Sunday, January 4, 2009
Three
Yes, I am a day late with this post, but in my defense, I was in the car all day yesterday. I drove all by myself with three children 1,167 miles :D We were in the car for 19 hours! The kids were all so very very good. I guess we all just wanted to get home. I had a lot of thinking time while I was driving. I have new ideas for the house and how I'm going to rearrange the furniture and reorganize and things I'm going to get rid of. I thought of my New Years resolutions and how I can really concentrate on them. One is to be a better wife. I'm going to really go the extra mile for my marriage. I think the result will be positive not only for me, but Troy and our children. I thought a lot about my mother and how I could possibly help her. I feel helpless in that situation. My Mom really needs me now, but there is really no way I can be near her right now because of Troy and the kids. I'm really torn. She is coming to stay with us in three weeks so that makes me happy :D Hopefully she will begin to feel better and her doctors will actually help her.

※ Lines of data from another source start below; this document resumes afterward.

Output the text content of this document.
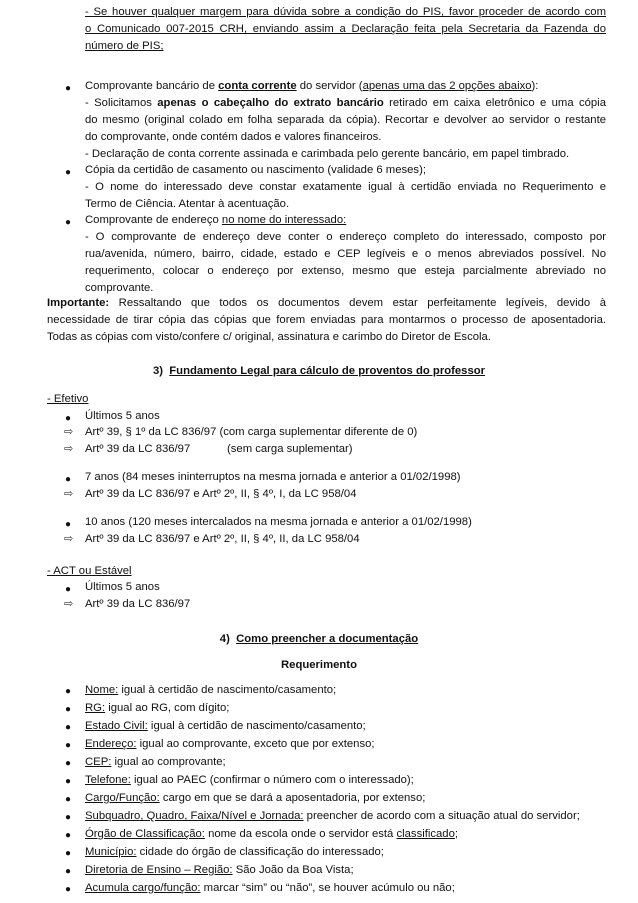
- Se houver qualquer margem para dúvida sobre a condição do PIS, favor proceder de acordo com
o Comunicado 007-2015 CRH, enviando assim a Declaração feita pela Secretaria da Fazenda do
número de PIS;
● Comprovante bancário de conta corrente do servidor (apenas uma das 2 opções abaixo):
- Solicitamos apenas o cabeçalho do extrato bancário retirado em caixa eletrônico e uma cópia
do mesmo (original colado em folha separada da cópia). Recortar e devolver ao servidor o restante
do comprovante, onde contém dados e valores financeiros.
- Declaração de conta corrente assinada e carimbada pelo gerente bancário, em papel timbrado.
● Cópia da certidão de casamento ou nascimento (validade 6 meses);
- O nome do interessado deve constar exatamente igual à certidão enviada no Requerimento e
Termo de Ciência. Atentar à acentuação.
● Comprovante de endereço no nome do interessado:
- O comprovante de endereço deve conter o endereço completo do interessado, composto por
rua/avenida, número, bairro, cidade, estado e CEP legíveis e o menos abreviados possível. No
requerimento, colocar o endereço por extenso, mesmo que esteja parcialmente abreviado no
comprovante.
Importante: Ressaltando que todos os documentos devem estar perfeitamente legíveis, devido à
necessidade de tirar cópia das cópias que forem enviadas para montarmos o processo de aposentadoria.
Todas as cópias com visto/confere c/ original, assinatura e carimbo do Diretor de Escola.
3) Fundamento Legal para cálculo de proventos do professor
- Efetivo
● Últimos 5 anos
⇨ Artº 39, § 1º da LC 836/97 (com carga suplementar diferente de 0)
⇨ Artº 39 da LC 836/97	(sem carga suplementar)
● 7 anos (84 meses ininterruptos na mesma jornada e anterior a 01/02/1998)
⇨ Artº 39 da LC 836/97 e Artº 2º, II, § 4º, I, da LC 958/04
● 10 anos (120 meses intercalados na mesma jornada e anterior a 01/02/1998)
⇨ Artº 39 da LC 836/97 e Artº 2º, II, § 4º, II, da LC 958/04
- ACT ou Estável
● Últimos 5 anos
⇨ Artº 39 da LC 836/97
4) Como preencher a documentação
Requerimento
● Nome: igual à certidão de nascimento/casamento;
● RG: igual ao RG, com dígito;
● Estado Civil: igual à certidão de nascimento/casamento;
● Endereço: igual ao comprovante, exceto que por extenso;
● CEP: igual ao comprovante;
● Telefone: igual ao PAEC (confirmar o número com o interessado);
● Cargo/Função: cargo em que se dará a aposentadoria, por extenso;
● Subquadro, Quadro, Faixa/Nível e Jornada: preencher de acordo com a situação atual do servidor;
● Órgão de Classificação: nome da escola onde o servidor está classificado;
● Município: cidade do órgão de classificação do interessado;
● Diretoria de Ensino – Região: São João da Boa Vista;
● Acumula cargo/função: marcar “sim” ou “não”, se houver acúmulo ou não;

This photo brought a great sense of relief for me. Although not a great photo, as I didn't take the time to pull out my tripod, it still makes me smile. It is Exit 1 on I-10 coming into Texas! It meant we were almost home and that we could get out of that bloody car soon! The common cries of "I'm hungry," "I have to go potty," and "oops, I spilt..." would be over soon! I also realized yesterday that I could never be a truck driver!
Friday, January 2, 2009
Two
I spent the morning with my in-laws and most would think I'm sorry, but you actually don't have to feel sorry for me :) We had a very nice morning. We had pancakes, bacon and nice conversation. The kids enjoyed sharing what little time we had with their grandparents. We then headed off to my brother-in-laws home, where we visited and laughed while the kids all played. We then headed down to the beach to play in the water a little. The water is way to cold for me, but the kids had no problem getting wet. There at the beach I realized how much my children miss living near their cousins. They were only able to spend a few hours with them yesterday and a few today, but they thoroughly enjoyed one another and were definately not ready to say goodbye. I also realized my thirteen year old niece, who by the way is growing into a beautiful young lady is taller than me with legs that go on forever! Kids grow way to fast!Today I'm grateful for the relationships I have with all my in-laws. ;D They have all treated me well through the years and have welcomed me with open arms into their family. Being with them without Troy makes me a little sad and wishing that he were able to make the trip with us. After being without Troy for a week I really need his arms around me.
Thursday, January 1, 2009
Day One
Today is the first day of 2009, a new beginning, a chance to start over with New Year's Resolutions. There are many things I would like to change about myself and many resolutions I will make. And yes, I know I will not be able to keep most, but that does not mean I will not at least try. One of my goals this year is my "Just Do It 365." I am going to enjoy and document the simple things in my life, the everyday, the routines, the ordinary life as a SAHM and wife. What will 2009 bring? Only time will tell and with each day I hope to document a piece of my ordinary life.